Il Trattato Ue Mercosur entra nel vivo della sua operatività. Applicato da pochi giorni, l’accordo interinale disciplinerà gli accordi commerciali tra i paesi Mercosur (Argentina, il Brasile, il Paraguay e l’Uruguay) e quelli dell’area Ue. A beneficiarne saranno imprese, consumatori e agricoltori che operano su scala internazionale: si stimano infatti 4 miliardi di dazi in meno a carico delle imprese e nuove opportunità per le attività produttive.

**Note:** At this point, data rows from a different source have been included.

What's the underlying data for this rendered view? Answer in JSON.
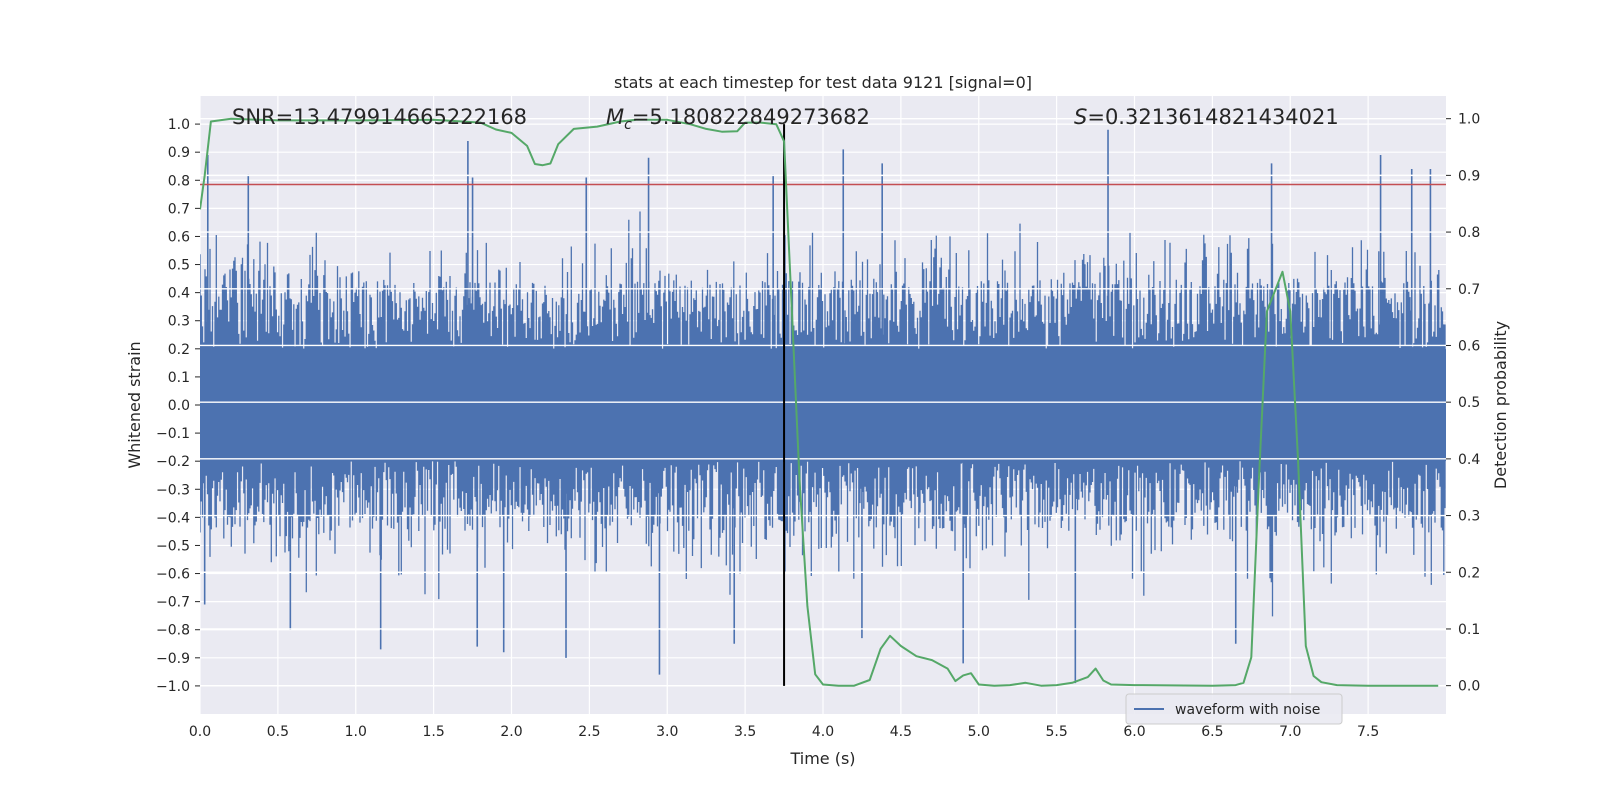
{
  "chart_data": {
    "type": "line",
    "title": "stats at each timestep for test data 9121 [signal=0]",
    "xlabel": "Time (s)",
    "ylabel_left": "Whitened strain",
    "ylabel_right": "Detection probability",
    "xlim": [
      0.0,
      8.0
    ],
    "ylim_left": [
      -1.1,
      1.1
    ],
    "ylim_right": [
      -0.05,
      1.04
    ],
    "x_ticks": [
      "0.0",
      "0.5",
      "1.0",
      "1.5",
      "2.0",
      "2.5",
      "3.0",
      "3.5",
      "4.0",
      "4.5",
      "5.0",
      "5.5",
      "6.0",
      "6.5",
      "7.0",
      "7.5"
    ],
    "y_left_ticks": [
      "1.0",
      "0.9",
      "0.8",
      "0.7",
      "0.6",
      "0.5",
      "0.4",
      "0.3",
      "0.2",
      "0.1",
      "0.0",
      "−0.1",
      "−0.2",
      "−0.3",
      "−0.4",
      "−0.5",
      "−0.6",
      "−0.7",
      "−0.8",
      "−0.9",
      "−1.0"
    ],
    "y_right_ticks": [
      "1.0",
      "0.9",
      "0.8",
      "0.7",
      "0.6",
      "0.5",
      "0.4",
      "0.3",
      "0.2",
      "0.1",
      "0.0"
    ],
    "grid": true,
    "annotations": {
      "snr": "SNR=13.479914665222168",
      "mc_symbol": "M",
      "mc_subscript": "c",
      "mc_value": "=5.180822849273682",
      "s_symbol": "S",
      "s_value": "=0.3213614821434021"
    },
    "threshold_line": {
      "axis": "left",
      "y": 0.785,
      "color": "#c44e52"
    },
    "vertical_marker": {
      "x": 3.75,
      "ymin": -1.0,
      "ymax": 1.0,
      "color": "#000000"
    },
    "legend": {
      "label": "waveform with noise",
      "location": "lower center-right"
    },
    "series": [
      {
        "name": "waveform with noise",
        "axis": "left",
        "color": "#4c72b0",
        "render": "dense noise band",
        "core_band": [
          -0.2,
          0.2
        ],
        "typical_envelope": [
          -0.45,
          0.45
        ],
        "max_value": 0.98,
        "min_value": -0.99,
        "peaks": [
          {
            "x": 0.05,
            "y": 0.89
          },
          {
            "x": 0.31,
            "y": 0.82
          },
          {
            "x": 1.72,
            "y": 0.94
          },
          {
            "x": 1.75,
            "y": 0.81
          },
          {
            "x": 2.48,
            "y": 0.81
          },
          {
            "x": 2.88,
            "y": 0.88
          },
          {
            "x": 3.68,
            "y": 0.82
          },
          {
            "x": 4.13,
            "y": 0.91
          },
          {
            "x": 4.38,
            "y": 0.86
          },
          {
            "x": 5.83,
            "y": 0.98
          },
          {
            "x": 6.88,
            "y": 0.86
          },
          {
            "x": 7.58,
            "y": 0.89
          },
          {
            "x": 7.78,
            "y": 0.84
          },
          {
            "x": 7.9,
            "y": 0.84
          }
        ],
        "troughs": [
          {
            "x": 0.03,
            "y": -0.71
          },
          {
            "x": 0.58,
            "y": -0.8
          },
          {
            "x": 1.16,
            "y": -0.87
          },
          {
            "x": 1.78,
            "y": -0.86
          },
          {
            "x": 1.95,
            "y": -0.88
          },
          {
            "x": 2.35,
            "y": -0.9
          },
          {
            "x": 2.95,
            "y": -0.96
          },
          {
            "x": 3.43,
            "y": -0.85
          },
          {
            "x": 4.25,
            "y": -0.83
          },
          {
            "x": 4.9,
            "y": -0.92
          },
          {
            "x": 5.62,
            "y": -0.99
          },
          {
            "x": 6.65,
            "y": -0.85
          }
        ]
      },
      {
        "name": "detection probability",
        "axis": "right",
        "color": "#55a868",
        "x": [
          0.0,
          0.03,
          0.07,
          0.2,
          0.5,
          1.0,
          1.5,
          1.8,
          1.9,
          2.0,
          2.1,
          2.15,
          2.2,
          2.25,
          2.3,
          2.4,
          2.55,
          2.7,
          2.8,
          3.0,
          3.15,
          3.25,
          3.35,
          3.45,
          3.5,
          3.55,
          3.6,
          3.7,
          3.75,
          3.8,
          3.85,
          3.9,
          3.95,
          4.0,
          4.1,
          4.2,
          4.3,
          4.37,
          4.43,
          4.5,
          4.6,
          4.7,
          4.8,
          4.85,
          4.9,
          4.95,
          5.0,
          5.1,
          5.2,
          5.3,
          5.4,
          5.5,
          5.6,
          5.7,
          5.75,
          5.8,
          5.85,
          6.0,
          6.5,
          6.65,
          6.7,
          6.75,
          6.8,
          6.85,
          6.95,
          7.0,
          7.05,
          7.1,
          7.15,
          7.2,
          7.3,
          7.5,
          7.95
        ],
        "y": [
          0.84,
          0.9,
          0.995,
          1.0,
          0.997,
          0.997,
          0.998,
          0.993,
          0.981,
          0.975,
          0.952,
          0.92,
          0.918,
          0.921,
          0.955,
          0.982,
          0.986,
          0.995,
          0.998,
          0.998,
          0.99,
          0.982,
          0.977,
          0.978,
          0.993,
          0.993,
          0.993,
          0.99,
          0.96,
          0.66,
          0.36,
          0.14,
          0.02,
          0.002,
          0.0,
          0.0,
          0.01,
          0.065,
          0.088,
          0.07,
          0.052,
          0.045,
          0.03,
          0.008,
          0.018,
          0.022,
          0.002,
          0.0,
          0.001,
          0.005,
          0.0,
          0.001,
          0.005,
          0.015,
          0.03,
          0.009,
          0.002,
          0.001,
          0.0,
          0.001,
          0.005,
          0.05,
          0.37,
          0.66,
          0.73,
          0.66,
          0.4,
          0.07,
          0.017,
          0.006,
          0.001,
          0.0,
          0.0
        ]
      }
    ]
  }
}
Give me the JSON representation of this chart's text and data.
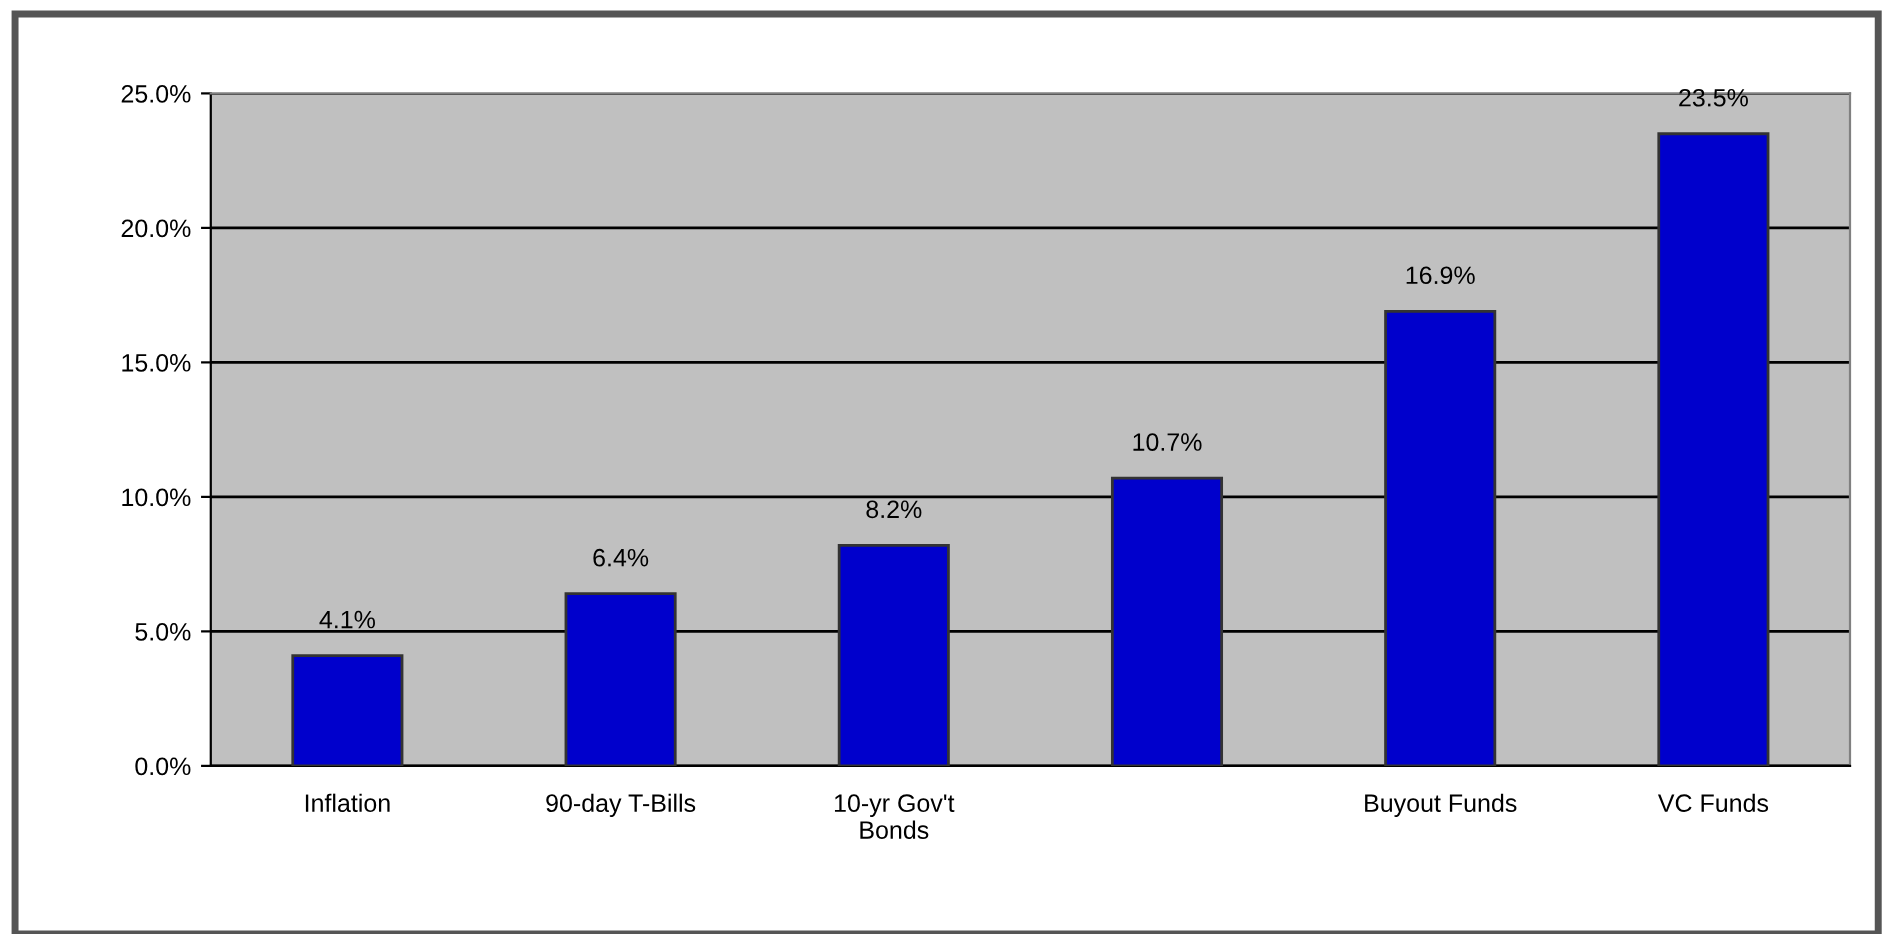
{
  "chart_data": {
    "type": "bar",
    "categories": [
      "Inflation",
      "90-day T-Bills",
      "10-yr Gov't\nBonds",
      null,
      "Buyout Funds",
      "VC Funds"
    ],
    "values": [
      4.1,
      6.4,
      8.2,
      10.7,
      16.9,
      23.5
    ],
    "value_labels": [
      "4.1%",
      "6.4%",
      "8.2%",
      "10.7%",
      "16.9%",
      "23.5%"
    ],
    "color": "#0000cc",
    "ylim": [
      0,
      25
    ],
    "yticks": [
      {
        "value": 0,
        "label": "0.0%"
      },
      {
        "value": 5,
        "label": "5.0%"
      },
      {
        "value": 10,
        "label": "10.0%"
      },
      {
        "value": 15,
        "label": "15.0%"
      },
      {
        "value": 20,
        "label": "20.0%"
      },
      {
        "value": 25,
        "label": "25.0%"
      }
    ],
    "grid": "y",
    "legend": false
  }
}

Scambi commerciali Ue-Mercosur: una relazione da oltre 17mld di euro
Lo sviluppo delle filiere comuni è un aspetto centrale nel Trattato Ue Mercosur, che favorirà in primis le filiere industriali, ma dedicando spazio e attenzione anche ai settori in crescita. “L’Accordo Ue-Mercosur è una leva essenziale per la competitività delle nostre imprese e per rafforzare una relazione che vale già oltre 17 miliardi di euro di interscambio con l’area. La nostra industria può contribuire in modo determinante allo sviluppo di filiere comuni in ambiti ad alta crescita, come digitalizzazione, energie rinnovabili, green tech mentre il Brasile resta un partner decisivo anche per l’accesso a materie prime e minerali critici. Ma la sostenibilità resta un elemento imprescindibile: il capitolo dedicato nello stesso accordo va nella direzione di coniugare crescita e tutela ambientale, condizione necessaria per la stabilità degli scambi e per gli obiettivi climatici europei”. Lo ha detto la vicepresidente per l’export e l’attrazione degli investimenti di Confindustria Barbara Cimmino durante l’evento “Tecnologia e Ambiente: prospettive per l’Italia e il Brasile nell’ottica dell’Accordo Ue-Mercosur” a Roma del 4 maggio.
Rafforzare gli scambi con i partner commerciali: la missione strategica in Argentina e Brasile
È ai comparti più strategici che è dedicata la missione che Confindustria guiderà dal 7 all’11 settembre 2026. La missione di sistema si concentrerà su Argentina e Brasile, con tappe a Buenos Aires, San Paolo e Brasilia: un’occasione per valorizzare le opportunità nei comparti transizione energetica, infrastrutture, farmaceutica, macchinari, agri-tech e digitale.
Gli scambi tra l’Italia e i due paesi, infatti, rappresentano un nodo strategico, con una crescita registrata dei volumi di interscambio soprattutto negli ultimi dieci anni. “L’Italia è il secondo partner europeo del Mercosur e l’80% dei nostri scambi con l’area è concentrato sul Brasile”, spiega Barbara Cimmino, “con un interscambio cresciuto del 57% in dieci anni e un export manifatturiero che nel 2025 ha raggiunto 5,7 miliardi di euro. Il nuovo quadro tariffario, con il 10% delle esportazioni europee già a dazio zero dal primo maggio e una progressiva eliminazione delle barriere nei prossimi anni, può liberare ulteriore potenziale in settori chiave come macchinari, mezzi di trasporto e prodotti chimico-farmaceutici“.
In questo clima positivo di cooperazione internazionale e crescita, Cimmino ha concluso spiegando che “Confindustria continuerà a lavorare per rafforzare questa collaborazione, anche attraverso la missione in Argentina e Brasile di settembre, dedicata proprio ai settori strategici e alla costruzione di nuove catene del valore“.